R.I.P. George Segal
George Segal died the other day at the age of 87
For people my age, he was a sitcom actor in two long running series, Just Shoot Me! and The Goldbergs, where he could often be the funniest part of the show. But he was also playing an elder role in an ensemble cast and he did so with ease.
Of course his career was a lot longer and more colorful than those roles would suggest. He studied at the Actors Studio under Lee Strasberg and Uta Hagen. After being an understudy in the legendary 1956 production of The Iceman Cometh that starred Jason Robards and was directed by Jose Quintero, Segal worked under Joseph Papp at the Public Theatre, was a member of the legendary improv troupe The Premise, and appeared on Broadway before he went to Hollywood in the early 1960’s.

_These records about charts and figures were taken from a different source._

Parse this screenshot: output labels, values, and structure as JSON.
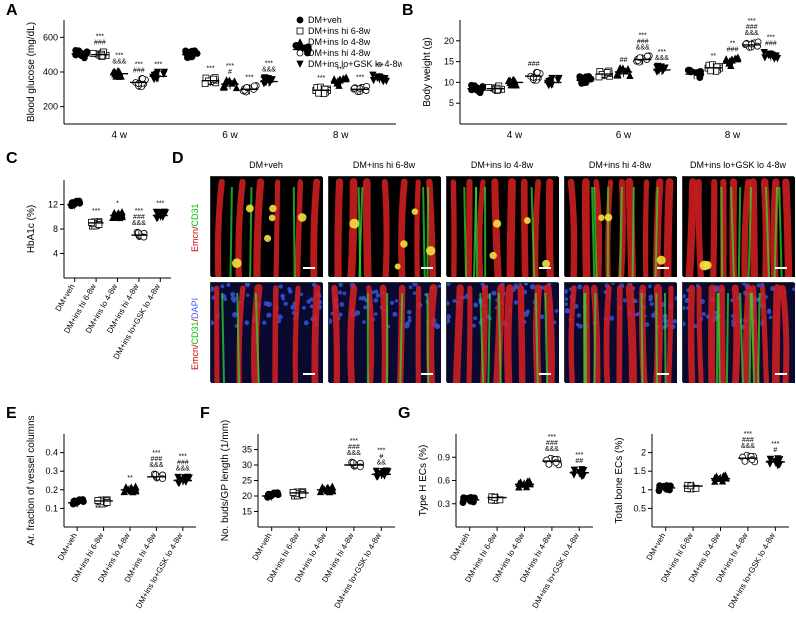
{
  "labels": {
    "A": "A",
    "B": "B",
    "C": "C",
    "D": "D",
    "E": "E",
    "F": "F",
    "G": "G"
  },
  "groups": [
    "DM+veh",
    "DM+ins hi 6-8w",
    "DM+ins lo 4-8w",
    "DM+ins hi 4-8w",
    "DM+ins lo+GSK lo 4-8w"
  ],
  "markers": {
    "shapes": [
      "●",
      "□",
      "▲",
      "○",
      "▼"
    ],
    "fills": [
      "#000000",
      "#ffffff",
      "#000000",
      "#ffffff",
      "#000000"
    ],
    "strokes": [
      "#000000",
      "#000000",
      "#000000",
      "#000000",
      "#000000"
    ]
  },
  "chartA": {
    "title": "Blood glucose (mg/dL)",
    "ylabel": "Blood glucose (mg/dL)",
    "ylim": [
      100,
      700
    ],
    "yticks": [
      200,
      400,
      600
    ],
    "xticks": [
      "4 w",
      "6 w",
      "8 w"
    ],
    "means": [
      [
        505,
        500,
        390,
        340,
        375
      ],
      [
        500,
        350,
        330,
        300,
        345
      ],
      [
        530,
        295,
        345,
        300,
        365
      ]
    ],
    "sig": [
      [
        "",
        "###,***",
        "&&&,***",
        "###,***",
        "***"
      ],
      [
        "",
        "***",
        "#,***",
        "***",
        "&&&,***"
      ],
      [
        "",
        "***",
        "***",
        "***",
        "***"
      ]
    ],
    "bg": "#ffffff",
    "axis_color": "#000000"
  },
  "chartB": {
    "ylabel": "Body weight (g)",
    "ylim": [
      0,
      25
    ],
    "yticks": [
      5,
      10,
      15,
      20
    ],
    "xticks": [
      "4 w",
      "6 w",
      "8 w"
    ],
    "means": [
      [
        8.5,
        8.5,
        10.0,
        11.5,
        10.0
      ],
      [
        10.5,
        12.0,
        12.5,
        15.5,
        13.0
      ],
      [
        12.0,
        13.5,
        15.0,
        19.0,
        16.5
      ]
    ],
    "sig": [
      [
        "",
        "",
        "",
        "###",
        ""
      ],
      [
        "",
        "",
        "##",
        "&&&,###,***",
        "&&&,***"
      ],
      [
        "",
        "**",
        "###,**",
        "&&&,###,***",
        "###,***"
      ]
    ]
  },
  "chartC": {
    "ylabel": "HbA1c (%)",
    "ylim": [
      0,
      16
    ],
    "yticks": [
      4,
      8,
      12
    ],
    "means": [
      12.0,
      9.0,
      10.2,
      7.0,
      10.2
    ],
    "sig": [
      "",
      "***",
      "*",
      "&&&,###,***",
      "***"
    ]
  },
  "chartE": {
    "ylabel": "Ar. fraction of vessel columns",
    "ylim": [
      0.0,
      0.5
    ],
    "yticks": [
      0.1,
      0.2,
      0.3,
      0.4
    ],
    "means": [
      0.13,
      0.14,
      0.2,
      0.27,
      0.25
    ],
    "sig": [
      "",
      "",
      "**",
      "&&&,###,***",
      "&&&,###,***"
    ]
  },
  "chartF": {
    "ylabel": "No. buds/GP length (1/mm)",
    "ylim": [
      10,
      40
    ],
    "yticks": [
      15,
      20,
      25,
      30,
      35
    ],
    "means": [
      20,
      21,
      22,
      30,
      27
    ],
    "sig": [
      "",
      "",
      "",
      "&&&,###,***",
      "&&,#,***"
    ]
  },
  "chartG1": {
    "ylabel": "Type H ECs (%)",
    "ylim": [
      0.0,
      1.2
    ],
    "yticks": [
      0.3,
      0.6,
      0.9
    ],
    "means": [
      0.35,
      0.38,
      0.55,
      0.85,
      0.7
    ],
    "sig": [
      "",
      "",
      "",
      "&&&,###,***",
      "##,***"
    ]
  },
  "chartG2": {
    "ylabel": "Total bone ECs (%)",
    "ylim": [
      0.0,
      2.5
    ],
    "yticks": [
      0.5,
      1.0,
      1.5,
      2.0
    ],
    "means": [
      1.05,
      1.1,
      1.3,
      1.85,
      1.75
    ],
    "sig": [
      "",
      "",
      "",
      "&&&,###,***",
      "#,***"
    ]
  },
  "panelD": {
    "cols": [
      "DM+veh",
      "DM+ins hi 6-8w",
      "DM+ins lo 4-8w",
      "DM+ins hi 4-8w",
      "DM+ins lo+GSK lo 4-8w"
    ],
    "row1_label_red": "Emcn",
    "row1_label_green": "CD31",
    "row2_label_red": "Emcn",
    "row2_label_green": "CD31",
    "row2_label_blue": "DAPI",
    "bg": "#000000",
    "scalebar_color": "#ffffff"
  },
  "style": {
    "font_family": "Arial",
    "tick_fontsize": 9,
    "label_fontsize": 10,
    "panel_fontsize": 16,
    "marker_size": 3,
    "jitter": 4
  }
}
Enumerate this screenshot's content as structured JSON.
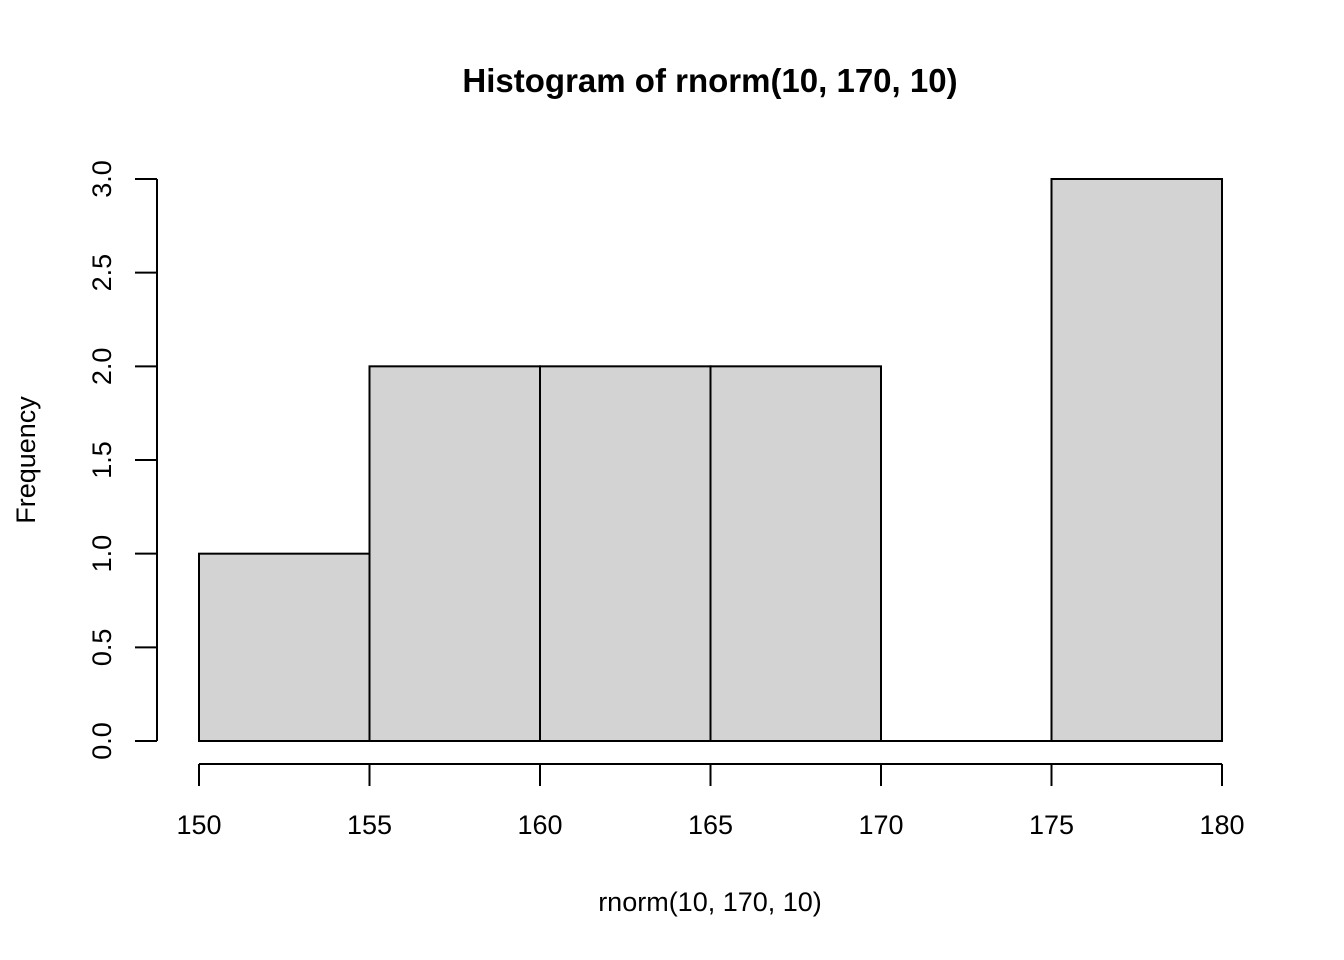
{
  "chart_data": {
    "type": "bar",
    "subtype": "histogram",
    "title": "Histogram of rnorm(10, 170, 10)",
    "xlabel": "rnorm(10, 170, 10)",
    "ylabel": "Frequency",
    "bins": [
      {
        "from": 150,
        "to": 155,
        "count": 1
      },
      {
        "from": 155,
        "to": 160,
        "count": 2
      },
      {
        "from": 160,
        "to": 165,
        "count": 2
      },
      {
        "from": 165,
        "to": 170,
        "count": 2
      },
      {
        "from": 170,
        "to": 175,
        "count": 0
      },
      {
        "from": 175,
        "to": 180,
        "count": 3
      }
    ],
    "xlim": [
      150,
      180
    ],
    "ylim": [
      0,
      3
    ],
    "xticks": [
      "150",
      "155",
      "160",
      "165",
      "170",
      "175",
      "180"
    ],
    "yticks": [
      "0.0",
      "0.5",
      "1.0",
      "1.5",
      "2.0",
      "2.5",
      "3.0"
    ],
    "bar_color": "#d3d3d3",
    "grid": false
  }
}
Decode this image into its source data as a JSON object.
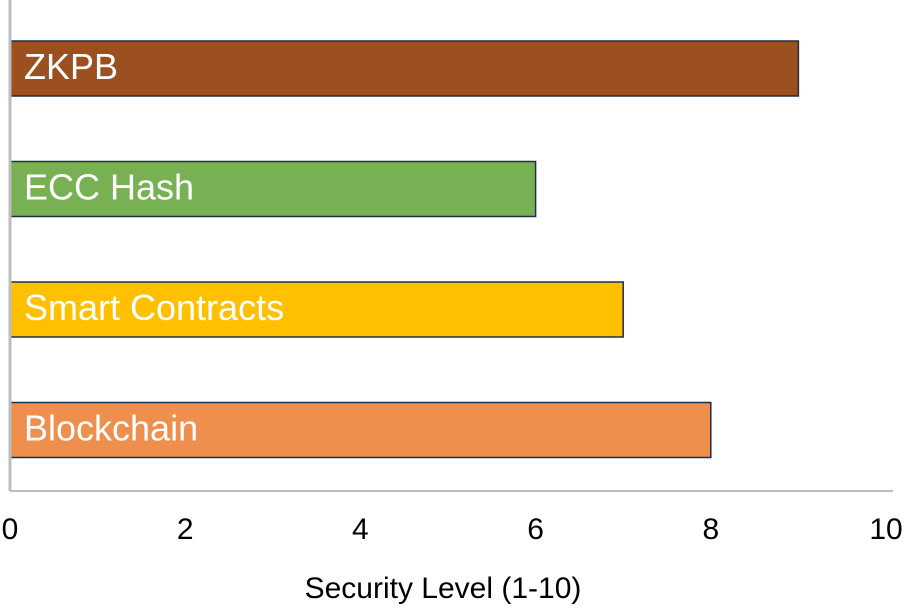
{
  "chart_data": {
    "type": "bar",
    "orientation": "horizontal",
    "categories": [
      "ZKPB",
      "ECC Hash",
      "Smart Contracts",
      "Blockchain"
    ],
    "values": [
      9,
      6,
      7,
      8
    ],
    "colors": [
      "#9c4f1f",
      "#78b154",
      "#ffc000",
      "#ee8f4e"
    ],
    "xlabel": "Security Level (1-10)",
    "xlim": [
      0,
      10
    ],
    "xticks": [
      0,
      2,
      4,
      6,
      8,
      10
    ]
  }
}
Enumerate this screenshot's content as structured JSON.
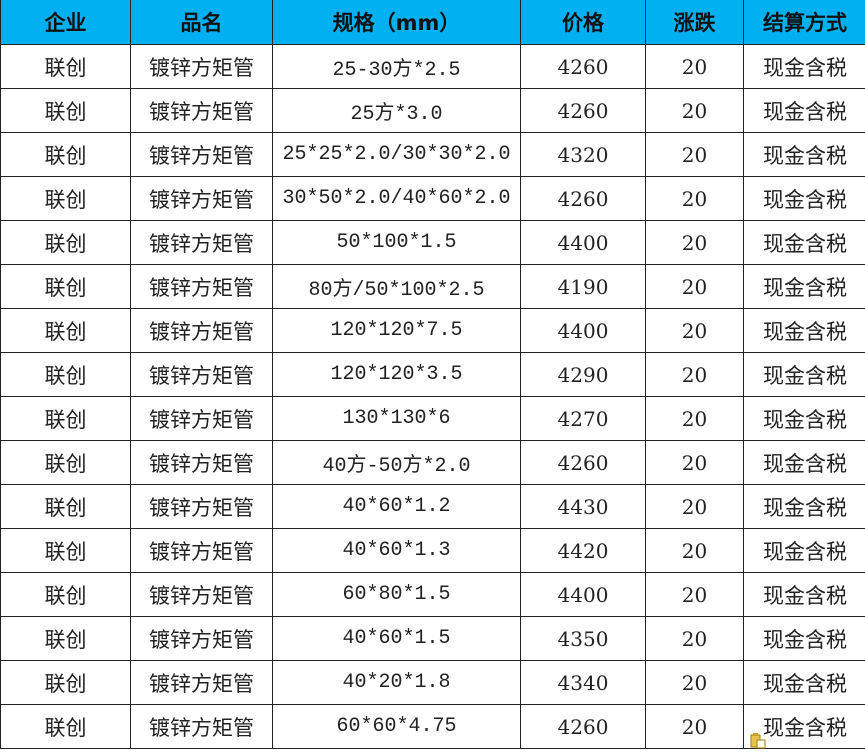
{
  "colors": {
    "header_bg": "#00B0F0"
  },
  "headers": [
    "企业",
    "品名",
    "规格（mm）",
    "价格",
    "涨跌",
    "结算方式"
  ],
  "rows": [
    [
      "联创",
      "镀锌方矩管",
      "25-30方*2.5",
      "4260",
      "20",
      "现金含税"
    ],
    [
      "联创",
      "镀锌方矩管",
      "25方*3.0",
      "4260",
      "20",
      "现金含税"
    ],
    [
      "联创",
      "镀锌方矩管",
      "25*25*2.0/30*30*2.0",
      "4320",
      "20",
      "现金含税"
    ],
    [
      "联创",
      "镀锌方矩管",
      "30*50*2.0/40*60*2.0",
      "4260",
      "20",
      "现金含税"
    ],
    [
      "联创",
      "镀锌方矩管",
      "50*100*1.5",
      "4400",
      "20",
      "现金含税"
    ],
    [
      "联创",
      "镀锌方矩管",
      "80方/50*100*2.5",
      "4190",
      "20",
      "现金含税"
    ],
    [
      "联创",
      "镀锌方矩管",
      "120*120*7.5",
      "4400",
      "20",
      "现金含税"
    ],
    [
      "联创",
      "镀锌方矩管",
      "120*120*3.5",
      "4290",
      "20",
      "现金含税"
    ],
    [
      "联创",
      "镀锌方矩管",
      "130*130*6",
      "4270",
      "20",
      "现金含税"
    ],
    [
      "联创",
      "镀锌方矩管",
      "40方-50方*2.0",
      "4260",
      "20",
      "现金含税"
    ],
    [
      "联创",
      "镀锌方矩管",
      "40*60*1.2",
      "4430",
      "20",
      "现金含税"
    ],
    [
      "联创",
      "镀锌方矩管",
      "40*60*1.3",
      "4420",
      "20",
      "现金含税"
    ],
    [
      "联创",
      "镀锌方矩管",
      "60*80*1.5",
      "4400",
      "20",
      "现金含税"
    ],
    [
      "联创",
      "镀锌方矩管",
      "40*60*1.5",
      "4350",
      "20",
      "现金含税"
    ],
    [
      "联创",
      "镀锌方矩管",
      "40*20*1.8",
      "4340",
      "20",
      "现金含税"
    ],
    [
      "联创",
      "镀锌方矩管",
      "60*60*4.75",
      "4260",
      "20",
      "现金含税"
    ]
  ],
  "paste_options_icon": "paste-icon"
}
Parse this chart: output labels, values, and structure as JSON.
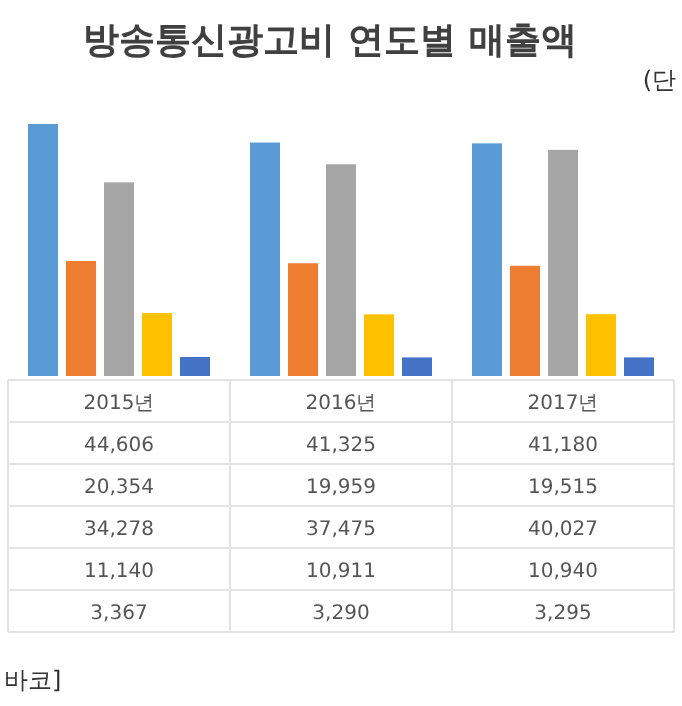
{
  "chart_data": {
    "type": "bar",
    "title": "방송통신광고비 연도별 매출액",
    "annotations": [
      "(단",
      "바코]"
    ],
    "categories": [
      "2015년",
      "2016년",
      "2017년"
    ],
    "series": [
      {
        "color": "#5b9bd5",
        "values": [
          44606,
          41325,
          41180
        ],
        "value_labels": [
          "44,606",
          "41,325",
          "41,180"
        ]
      },
      {
        "color": "#ed7d31",
        "values": [
          20354,
          19959,
          19515
        ],
        "value_labels": [
          "20,354",
          "19,959",
          "19,515"
        ]
      },
      {
        "color": "#a5a5a5",
        "values": [
          34278,
          37475,
          40027
        ],
        "value_labels": [
          "34,278",
          "37,475",
          "40,027"
        ]
      },
      {
        "color": "#ffc000",
        "values": [
          11140,
          10911,
          10940
        ],
        "value_labels": [
          "11,140",
          "10,911",
          "10,940"
        ]
      },
      {
        "color": "#4472c4",
        "values": [
          3367,
          3290,
          3295
        ],
        "value_labels": [
          "3,367",
          "3,290",
          "3,295"
        ]
      }
    ],
    "tick_labels": "x"
  }
}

Segal spent years working in TV and film, in ensemble casts (The Longest Day) and leading roles (King Rat) before his biggest role, the 1966 adaptation of Who’s Afraid of Virginia Woolf? where he starred with Elizabeth Taylor, Richard Burton and Sandy Dennis. The Mike Nichols production is essential viewing, one of the key texts in understanding and thinking about how to translate theater to the screen, about Albee’s language, and these four characters and indelible performances.
For the next fifteen years or so, Segal had a great run as an actor. There were flops, of course, but he worked with some of the best American directors on comedies, dramas, and a lot of work that straddled the genres and were a part of that era’s efforts to craft a new language and style of film.
California Split (Robert Altman). The Terminal Man (Mike Hodges). Bye Bye Braverman (Sidney Lumet). Blume in Love (Paul Mazursky). Where’s Poppa? (Carl Reiner). That doesn’t even mention films like A Touch of Class, Loving, The Hot Rock, The Owl and the Pussycat, Fun with Dick and Jane, Who Is Killing the Great Chefs of Europe?
For more than a decade Segal had the enviable career of being a leading man and a character actor. Which I suppose must have made the fall even worse. Apparently there was bad behavior, there were drugs, but Segal turned things around and by the nineties was a character actor again in film, he returned to Broadway. And then found success in television. Along the way he was also a noted banjo player and recorded a few albums,
Segal had that quality that so many successful actors. There was charm, there was intelligence, and maybe it’s just me but he always felt deeply familiar in so many ways. He lived a full life and there’s nothing sad in an old man dying after a long, full life. But it’s worth raising a glass over such a life.